Wanita di Kutai Timur Diduga Lakukan Tindak Asusila Terhadap Anak di Bawah Umur, Polisi Dalami Kemungkinan Korban Lain

Kasus dugaan tindak asusila terhadap anak di bawah umur menggemparkan wilayah Sangkulirang, Kutai Timur (Kutim), Kalimantan Timur. Seorang wanita berinisial IY (30) ditangkap oleh pihak kepolisian setempat atas dugaan melakukan perbuatan cabul terhadap seorang anak perempuan berusia 8 tahun.

Kejadian bermula pada Kamis, 18 April lalu, di kediaman korban. Pelaku, yang diketahui tidak memiliki tempat tinggal tetap, kerap menumpang di rumah keluarga korban. Kedekatan pelaku dengan keluarga korban membuat mereka tidak menaruh curiga. Namun, kepercayaan itu disalahgunakan oleh IY.
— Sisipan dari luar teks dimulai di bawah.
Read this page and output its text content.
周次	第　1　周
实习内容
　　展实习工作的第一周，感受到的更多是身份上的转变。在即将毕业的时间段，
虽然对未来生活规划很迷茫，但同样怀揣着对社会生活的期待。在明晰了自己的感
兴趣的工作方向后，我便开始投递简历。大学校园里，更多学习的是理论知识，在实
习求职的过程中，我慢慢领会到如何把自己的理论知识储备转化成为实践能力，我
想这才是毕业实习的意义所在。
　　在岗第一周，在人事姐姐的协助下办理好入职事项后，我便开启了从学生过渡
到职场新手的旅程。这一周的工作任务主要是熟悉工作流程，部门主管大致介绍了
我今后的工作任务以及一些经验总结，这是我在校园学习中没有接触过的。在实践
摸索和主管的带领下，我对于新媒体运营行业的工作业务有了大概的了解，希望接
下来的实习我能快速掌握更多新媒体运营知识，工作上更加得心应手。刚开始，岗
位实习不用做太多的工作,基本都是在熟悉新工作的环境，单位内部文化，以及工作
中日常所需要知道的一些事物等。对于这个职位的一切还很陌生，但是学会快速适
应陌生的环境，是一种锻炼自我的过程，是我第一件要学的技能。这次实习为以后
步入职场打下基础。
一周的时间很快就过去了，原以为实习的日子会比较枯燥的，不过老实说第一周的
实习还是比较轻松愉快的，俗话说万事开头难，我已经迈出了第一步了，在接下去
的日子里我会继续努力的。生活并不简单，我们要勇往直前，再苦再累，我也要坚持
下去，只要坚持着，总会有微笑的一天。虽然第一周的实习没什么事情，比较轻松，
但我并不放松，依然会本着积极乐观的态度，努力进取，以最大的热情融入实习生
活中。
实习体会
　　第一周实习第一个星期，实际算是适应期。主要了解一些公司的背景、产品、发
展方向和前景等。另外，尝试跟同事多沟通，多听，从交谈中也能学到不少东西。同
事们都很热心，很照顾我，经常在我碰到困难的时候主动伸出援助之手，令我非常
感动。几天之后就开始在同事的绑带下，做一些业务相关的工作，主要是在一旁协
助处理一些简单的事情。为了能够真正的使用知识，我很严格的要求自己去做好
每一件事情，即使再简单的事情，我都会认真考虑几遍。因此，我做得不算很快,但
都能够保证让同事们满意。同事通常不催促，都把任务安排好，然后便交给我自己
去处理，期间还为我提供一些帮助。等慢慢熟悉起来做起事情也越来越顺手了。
Kapolsek Sangkulirang, Iptu Erik Bastian, menjelaskan bahwa pelaku saat ini telah diamankan di Mapolsek untuk menjalani pemeriksaan lebih lanjut. Erik menambahkan, mengingat kebiasaan pelaku yang sering berpindah-pindah tempat tinggal, pihaknya tidak menutup kemungkinan adanya korban lain. "Kami mengimbau kepada masyarakat, khususnya yang berada di wilayah Sangkulirang dan sekitarnya, untuk segera melapor kepada pihak kepolisian jika merasa menjadi korban atau mengetahui adanya anak-anak lain yang menjadi korban dari pelaku," ujar Iptu Erik.

Kronologi Kejadian

Menurut keterangan yang dihimpun, malam sebelum kejadian, IY meminta izin kepada orang tua korban untuk menginap di rumah mereka. Pada saat kejadian, rumah dalam keadaan sepi karena orang tua korban sedang bekerja. Situasi ini dimanfaatkan oleh pelaku untuk melancarkan aksinya. IY diduga melakukan tindak asusila yang mengakibatkan korban mengalami pendarahan.

Orang tua korban yang curiga melihat bercak darah pada pakaian anaknya segera membawa korban ke puskesmas terdekat. Dari pemeriksaan medis, diketahui bahwa korban mengalami luka akibat perbuatan cabul.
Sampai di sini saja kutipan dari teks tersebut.